Both the Singapore and German states self-describe as secular, though they are by no means of follow a strict separationist approach to secularism. Both states face key dilemmas in managing its religious diversity with the goal of preserving socio-political stability while protecting religious freedom. This includes the question of whether, and to what extent, the Singapore and German states should and do respond to religious diversity and diversification. What should be the overarching objective of such responses? Does the state need to actively manage inter-religious relations in order to ensure the solidarity and long-term sustainability of the state? Are there optimal responses to diversity? What role should the state play where conflicts arise among different religious groups? Can and should the state be responsible for forging social solidarity in light of religious diversity? What are the dangers of a state crafted or endorsed national identity, and how may this affect ethno-religious minorities? In this regard, the Articles in this Special Issue seek to address these multiple questions.
B. Liberal vs. Non-Liberal: A Productive Approach?
While the protection of diversity is a constitutional command in most modern states, there remains a persistent perception, whether officially endorsed by the state or not, that social diversity complicates common solidarity, even political unity.
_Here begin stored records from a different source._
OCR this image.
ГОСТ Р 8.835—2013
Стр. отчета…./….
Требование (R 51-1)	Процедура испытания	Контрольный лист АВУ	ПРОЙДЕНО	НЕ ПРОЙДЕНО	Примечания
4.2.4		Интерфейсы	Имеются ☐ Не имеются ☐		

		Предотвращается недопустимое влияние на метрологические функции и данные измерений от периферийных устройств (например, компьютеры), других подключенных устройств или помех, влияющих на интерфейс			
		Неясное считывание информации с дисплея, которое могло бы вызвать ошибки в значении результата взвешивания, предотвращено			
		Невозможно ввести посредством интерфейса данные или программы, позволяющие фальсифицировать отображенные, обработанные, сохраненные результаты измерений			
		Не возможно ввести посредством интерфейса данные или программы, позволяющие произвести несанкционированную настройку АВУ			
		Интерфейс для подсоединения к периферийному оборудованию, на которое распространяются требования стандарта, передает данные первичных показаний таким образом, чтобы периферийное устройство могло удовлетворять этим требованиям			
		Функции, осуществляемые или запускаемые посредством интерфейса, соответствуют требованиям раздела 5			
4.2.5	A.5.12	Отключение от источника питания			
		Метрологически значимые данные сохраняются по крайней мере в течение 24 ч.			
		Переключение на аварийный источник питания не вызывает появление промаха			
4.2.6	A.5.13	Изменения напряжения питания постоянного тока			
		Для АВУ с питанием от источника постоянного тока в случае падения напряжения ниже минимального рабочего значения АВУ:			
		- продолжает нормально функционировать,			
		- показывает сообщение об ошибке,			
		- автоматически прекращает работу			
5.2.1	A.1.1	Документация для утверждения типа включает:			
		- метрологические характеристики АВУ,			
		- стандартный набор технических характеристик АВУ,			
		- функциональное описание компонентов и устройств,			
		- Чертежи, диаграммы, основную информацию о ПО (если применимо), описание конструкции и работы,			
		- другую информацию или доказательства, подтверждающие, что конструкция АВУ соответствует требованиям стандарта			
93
Some scholars even presume that social and cultural coherence is a “prerequisite for a constitutional state”.Footnote 5 Where religious diversity is present, however, state responses can take many forms. One ideological framework differentiates liberal responses from non-liberal responses. The typical liberal response to religious diversity has been for the state to adopt a position of religious tolerance and neutrality. Under this approach, the state seeks to maintain distance from religion; it refrains from advancing any particular vision of the common good. As Paul Horwitz points out, the modern liberal consensus is “at least ostensibly a position of genuine neutrality, in which the state is to take no position at all, whether on matters of religious truth or anything else.”Footnote 6 Consequently, as Bruce Ackerman, Ronald Dworkin, Paul Jones, and others have analyzed,Footnote 7 such a liberal secular state abstains from interfering with religious activities, insisting on the separation of the state from religion and the neutrality of the state vis-à-vis religion. This liberal approach is most committed to religious freedom as a negative liberty, encompassing the right to have, not have, or change a religion. The secular state does not purport to be the arbiter of religious truth or the champion of orthodoxy, but rather seeks to secure a framework of pacific co-existence and to guarantee the conditions necessary for freedom of religious profession, which falls within the private realm of personal choice.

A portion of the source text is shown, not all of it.